In the booking area we discovered Arnheim’s short aide, the blonde I’d seen maneuvering the mayor at his party. She carried such an air of machinelike destructive efficiency that they should have set her to digging the Second Avenue subway tunnel and saved themselves a lot of heartache. She wore a comically practical parka, snow glistening in the furry unibrow of its hood, and creamy leather boots engulfing her tucked slacks to her knees. When she saw us coming, shuffling moronically, toes curled to keep our feet inside our laceless shoes, she shoved a BlackBerry into her purse, rolled her eyes at Richard, and stuck out her hand to me. “I’m Claire Carter,” she said, and before I could speak, added, “Believe me, I know who you are.”

“Sorry to have woken you. I appreciate your getting us out of here.”

“My driver’s waiting,” she said. “I’d give you both a lift uptown, but I’ve been informed you’ve got about half an hour’s worth of paperwork before they can decommission your shoelaces, so you’re on your own. I spoke to your pregnant common-law wife, Richard, she knows you’re not dead.”

“Claire, have I told you lately to go fuck yourself?”

“You’re welcome.” The smile she brandished was no less convincing than any I’d seen her produce.

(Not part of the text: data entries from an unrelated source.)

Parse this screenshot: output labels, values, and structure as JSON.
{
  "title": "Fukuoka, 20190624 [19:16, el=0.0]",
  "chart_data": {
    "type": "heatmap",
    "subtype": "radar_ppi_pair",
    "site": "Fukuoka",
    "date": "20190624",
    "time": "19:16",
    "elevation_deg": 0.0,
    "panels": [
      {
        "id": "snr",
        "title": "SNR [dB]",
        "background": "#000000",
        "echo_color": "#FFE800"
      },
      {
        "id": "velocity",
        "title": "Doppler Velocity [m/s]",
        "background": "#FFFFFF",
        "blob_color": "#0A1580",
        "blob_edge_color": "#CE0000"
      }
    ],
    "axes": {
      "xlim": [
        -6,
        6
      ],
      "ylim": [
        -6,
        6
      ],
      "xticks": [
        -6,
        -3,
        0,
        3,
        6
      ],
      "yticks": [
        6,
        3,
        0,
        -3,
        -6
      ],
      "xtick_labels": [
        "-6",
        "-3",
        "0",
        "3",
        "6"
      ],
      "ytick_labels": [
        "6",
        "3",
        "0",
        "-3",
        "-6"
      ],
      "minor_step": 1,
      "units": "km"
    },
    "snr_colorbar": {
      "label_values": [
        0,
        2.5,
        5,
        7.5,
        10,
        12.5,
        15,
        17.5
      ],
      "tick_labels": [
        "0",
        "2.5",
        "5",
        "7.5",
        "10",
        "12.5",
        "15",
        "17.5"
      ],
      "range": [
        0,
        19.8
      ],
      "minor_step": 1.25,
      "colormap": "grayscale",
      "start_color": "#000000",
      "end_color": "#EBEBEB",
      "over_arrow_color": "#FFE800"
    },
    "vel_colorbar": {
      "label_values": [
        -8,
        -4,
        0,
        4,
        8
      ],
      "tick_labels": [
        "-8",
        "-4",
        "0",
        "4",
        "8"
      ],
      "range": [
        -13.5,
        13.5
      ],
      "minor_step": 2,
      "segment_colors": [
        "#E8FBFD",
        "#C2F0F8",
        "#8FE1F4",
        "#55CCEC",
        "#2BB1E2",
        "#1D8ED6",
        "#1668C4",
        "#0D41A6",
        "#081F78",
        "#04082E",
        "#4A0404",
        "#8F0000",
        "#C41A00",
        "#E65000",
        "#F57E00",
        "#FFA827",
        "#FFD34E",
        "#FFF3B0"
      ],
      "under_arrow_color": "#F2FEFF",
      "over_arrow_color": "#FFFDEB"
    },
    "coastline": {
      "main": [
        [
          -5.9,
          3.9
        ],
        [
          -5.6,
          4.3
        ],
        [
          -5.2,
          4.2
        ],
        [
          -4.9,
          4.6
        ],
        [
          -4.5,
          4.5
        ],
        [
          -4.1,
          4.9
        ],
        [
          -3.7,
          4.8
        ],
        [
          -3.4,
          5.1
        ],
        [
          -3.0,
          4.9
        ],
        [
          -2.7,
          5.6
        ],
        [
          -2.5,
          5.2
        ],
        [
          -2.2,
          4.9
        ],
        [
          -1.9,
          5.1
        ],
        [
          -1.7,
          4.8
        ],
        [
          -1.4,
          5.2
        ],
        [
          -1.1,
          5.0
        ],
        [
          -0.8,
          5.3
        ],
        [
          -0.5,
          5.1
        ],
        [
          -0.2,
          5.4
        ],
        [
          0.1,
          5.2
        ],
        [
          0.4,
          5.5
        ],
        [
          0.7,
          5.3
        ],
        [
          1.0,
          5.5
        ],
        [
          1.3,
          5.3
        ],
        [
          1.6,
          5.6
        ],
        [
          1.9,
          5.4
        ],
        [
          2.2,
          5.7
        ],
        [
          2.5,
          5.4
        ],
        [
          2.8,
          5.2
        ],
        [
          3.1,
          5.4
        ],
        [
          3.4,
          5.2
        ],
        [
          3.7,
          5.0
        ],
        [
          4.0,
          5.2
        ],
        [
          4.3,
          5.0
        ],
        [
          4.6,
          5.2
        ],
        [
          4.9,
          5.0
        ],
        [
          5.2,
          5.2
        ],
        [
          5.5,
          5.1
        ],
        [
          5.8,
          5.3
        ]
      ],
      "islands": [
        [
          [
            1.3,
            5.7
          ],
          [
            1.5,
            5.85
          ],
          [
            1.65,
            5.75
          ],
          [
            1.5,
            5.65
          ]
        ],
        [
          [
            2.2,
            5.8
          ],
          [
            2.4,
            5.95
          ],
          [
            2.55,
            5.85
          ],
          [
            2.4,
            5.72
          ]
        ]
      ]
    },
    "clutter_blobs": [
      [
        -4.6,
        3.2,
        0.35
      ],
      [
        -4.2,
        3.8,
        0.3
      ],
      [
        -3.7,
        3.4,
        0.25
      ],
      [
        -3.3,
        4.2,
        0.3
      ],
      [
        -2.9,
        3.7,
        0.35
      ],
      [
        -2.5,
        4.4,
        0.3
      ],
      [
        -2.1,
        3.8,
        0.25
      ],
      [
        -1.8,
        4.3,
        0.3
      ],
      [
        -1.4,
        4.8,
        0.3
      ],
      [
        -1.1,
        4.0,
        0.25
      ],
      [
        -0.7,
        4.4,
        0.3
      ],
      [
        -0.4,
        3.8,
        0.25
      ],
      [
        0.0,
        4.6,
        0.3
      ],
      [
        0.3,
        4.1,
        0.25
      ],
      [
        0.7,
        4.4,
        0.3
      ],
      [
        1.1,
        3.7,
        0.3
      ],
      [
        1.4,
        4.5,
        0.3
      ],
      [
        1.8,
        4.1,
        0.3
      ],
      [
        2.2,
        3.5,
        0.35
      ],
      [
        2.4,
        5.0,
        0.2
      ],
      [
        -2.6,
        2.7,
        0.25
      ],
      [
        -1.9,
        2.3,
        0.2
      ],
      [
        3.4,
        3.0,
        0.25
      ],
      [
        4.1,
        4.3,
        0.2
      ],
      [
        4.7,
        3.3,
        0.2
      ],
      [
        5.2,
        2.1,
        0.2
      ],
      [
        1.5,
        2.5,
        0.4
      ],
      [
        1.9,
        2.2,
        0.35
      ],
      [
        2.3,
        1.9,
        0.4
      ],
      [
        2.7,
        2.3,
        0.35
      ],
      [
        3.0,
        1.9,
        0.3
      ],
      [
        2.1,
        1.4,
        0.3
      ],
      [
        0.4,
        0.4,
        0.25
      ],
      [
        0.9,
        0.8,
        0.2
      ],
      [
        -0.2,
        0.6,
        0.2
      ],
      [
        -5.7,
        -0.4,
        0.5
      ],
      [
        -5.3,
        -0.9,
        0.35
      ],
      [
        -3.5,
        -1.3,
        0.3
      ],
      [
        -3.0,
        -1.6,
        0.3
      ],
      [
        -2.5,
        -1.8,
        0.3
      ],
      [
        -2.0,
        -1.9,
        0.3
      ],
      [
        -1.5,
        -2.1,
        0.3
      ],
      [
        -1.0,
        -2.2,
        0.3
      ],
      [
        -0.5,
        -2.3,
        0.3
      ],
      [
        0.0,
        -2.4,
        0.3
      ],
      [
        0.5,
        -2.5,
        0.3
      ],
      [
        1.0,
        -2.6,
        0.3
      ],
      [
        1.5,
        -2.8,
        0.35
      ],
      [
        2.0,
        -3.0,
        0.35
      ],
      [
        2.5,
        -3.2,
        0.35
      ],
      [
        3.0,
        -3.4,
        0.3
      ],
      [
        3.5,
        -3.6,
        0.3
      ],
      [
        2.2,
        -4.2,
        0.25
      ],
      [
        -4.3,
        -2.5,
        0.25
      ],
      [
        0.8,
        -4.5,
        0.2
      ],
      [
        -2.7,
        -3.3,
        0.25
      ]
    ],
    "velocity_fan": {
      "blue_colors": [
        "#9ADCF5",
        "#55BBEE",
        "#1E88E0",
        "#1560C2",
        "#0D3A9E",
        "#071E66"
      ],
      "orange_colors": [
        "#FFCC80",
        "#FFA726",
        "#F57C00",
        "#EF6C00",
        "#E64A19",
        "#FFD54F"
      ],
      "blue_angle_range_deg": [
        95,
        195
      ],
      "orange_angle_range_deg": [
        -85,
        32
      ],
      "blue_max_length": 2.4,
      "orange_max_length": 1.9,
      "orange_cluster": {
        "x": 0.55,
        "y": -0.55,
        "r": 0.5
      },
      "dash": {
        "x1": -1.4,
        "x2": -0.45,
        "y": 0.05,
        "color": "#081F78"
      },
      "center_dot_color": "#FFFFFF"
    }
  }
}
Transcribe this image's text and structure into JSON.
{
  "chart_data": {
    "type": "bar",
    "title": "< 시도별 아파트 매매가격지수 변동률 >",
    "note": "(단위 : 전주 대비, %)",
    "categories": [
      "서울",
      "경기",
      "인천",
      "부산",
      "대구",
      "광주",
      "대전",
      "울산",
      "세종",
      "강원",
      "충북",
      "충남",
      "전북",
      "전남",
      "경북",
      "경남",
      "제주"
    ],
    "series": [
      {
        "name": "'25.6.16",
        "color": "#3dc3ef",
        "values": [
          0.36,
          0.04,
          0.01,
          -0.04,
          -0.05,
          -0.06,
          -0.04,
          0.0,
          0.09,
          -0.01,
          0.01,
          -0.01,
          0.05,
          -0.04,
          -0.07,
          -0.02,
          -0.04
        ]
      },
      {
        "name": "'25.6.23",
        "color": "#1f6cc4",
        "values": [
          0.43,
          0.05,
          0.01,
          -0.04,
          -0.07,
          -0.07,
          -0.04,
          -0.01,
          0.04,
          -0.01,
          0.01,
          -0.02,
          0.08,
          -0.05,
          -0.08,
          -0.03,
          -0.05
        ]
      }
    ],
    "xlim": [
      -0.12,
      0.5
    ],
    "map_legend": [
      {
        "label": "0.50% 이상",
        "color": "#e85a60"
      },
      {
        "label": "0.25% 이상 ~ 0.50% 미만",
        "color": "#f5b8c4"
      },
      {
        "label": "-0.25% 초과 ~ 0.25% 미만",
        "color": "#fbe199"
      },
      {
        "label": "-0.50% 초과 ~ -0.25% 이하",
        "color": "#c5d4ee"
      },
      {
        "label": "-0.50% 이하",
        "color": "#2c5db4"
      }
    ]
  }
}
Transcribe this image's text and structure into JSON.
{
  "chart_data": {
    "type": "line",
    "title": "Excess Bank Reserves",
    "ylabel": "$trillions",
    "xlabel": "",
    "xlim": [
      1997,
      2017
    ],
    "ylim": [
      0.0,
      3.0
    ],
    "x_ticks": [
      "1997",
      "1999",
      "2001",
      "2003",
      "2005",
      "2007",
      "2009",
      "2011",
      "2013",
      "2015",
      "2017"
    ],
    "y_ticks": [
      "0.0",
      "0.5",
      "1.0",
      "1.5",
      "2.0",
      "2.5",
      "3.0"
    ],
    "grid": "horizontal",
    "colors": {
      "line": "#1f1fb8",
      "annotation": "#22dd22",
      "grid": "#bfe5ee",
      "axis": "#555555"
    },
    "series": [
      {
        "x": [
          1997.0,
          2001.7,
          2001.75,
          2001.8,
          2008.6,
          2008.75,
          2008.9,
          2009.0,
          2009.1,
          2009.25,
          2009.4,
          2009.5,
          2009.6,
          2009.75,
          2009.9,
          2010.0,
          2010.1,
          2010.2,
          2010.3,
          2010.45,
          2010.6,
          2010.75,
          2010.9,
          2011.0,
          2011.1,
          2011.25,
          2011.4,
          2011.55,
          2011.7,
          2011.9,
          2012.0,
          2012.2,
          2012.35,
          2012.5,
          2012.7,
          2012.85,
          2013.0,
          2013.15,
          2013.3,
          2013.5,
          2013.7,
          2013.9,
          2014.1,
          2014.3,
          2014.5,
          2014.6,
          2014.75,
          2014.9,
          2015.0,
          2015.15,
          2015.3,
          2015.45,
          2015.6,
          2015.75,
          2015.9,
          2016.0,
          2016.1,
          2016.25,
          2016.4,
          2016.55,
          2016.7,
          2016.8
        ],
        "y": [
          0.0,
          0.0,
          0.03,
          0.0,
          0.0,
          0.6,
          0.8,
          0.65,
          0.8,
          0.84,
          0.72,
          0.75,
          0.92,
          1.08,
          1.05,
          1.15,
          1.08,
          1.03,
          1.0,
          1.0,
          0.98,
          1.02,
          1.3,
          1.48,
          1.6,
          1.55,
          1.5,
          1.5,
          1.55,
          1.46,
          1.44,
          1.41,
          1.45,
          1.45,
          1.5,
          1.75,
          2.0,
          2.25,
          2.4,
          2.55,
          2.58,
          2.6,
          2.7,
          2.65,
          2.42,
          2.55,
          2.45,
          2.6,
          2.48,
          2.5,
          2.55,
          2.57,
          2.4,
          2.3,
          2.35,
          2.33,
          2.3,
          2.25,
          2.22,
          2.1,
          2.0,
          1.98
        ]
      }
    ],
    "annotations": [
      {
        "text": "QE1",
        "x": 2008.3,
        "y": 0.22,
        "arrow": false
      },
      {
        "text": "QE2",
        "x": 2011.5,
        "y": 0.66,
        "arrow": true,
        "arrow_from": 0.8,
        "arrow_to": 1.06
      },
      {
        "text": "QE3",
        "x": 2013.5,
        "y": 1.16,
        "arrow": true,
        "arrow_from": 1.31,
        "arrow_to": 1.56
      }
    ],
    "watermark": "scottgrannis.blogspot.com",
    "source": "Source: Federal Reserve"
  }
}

A sleepy half hour later Richard and I stepped out, in shoes with laces, onto the white-smothered pavement. The snowfall had eased to a trickle, having satisfied itself to barrage the city beneath a foot or so. The moon was gone, dawn not close, the pillowscape of buried cars and newspaper boxes and trash cans lit only by street-lamp and the red warning blinkers of the scarce passing plows, which seemed as much to be tunneling for their own survival as breaking a useful path for anything that might follow. Nothing tried. The notion of a cab was too forlorn to speak the word aloud. Perkus Tooth was dead and we didn’t deserve a cab and none was given. We trudged, plowing with our feet in our laced soaked salt-ruined shoes six long blocks to the subway, the Lexington line. I wouldn’t have known how to find it, but Richard did. That underworld was steamy and ferocious and constant and a spectral empty car of the 4 train drew us up to Eighty-sixth Street.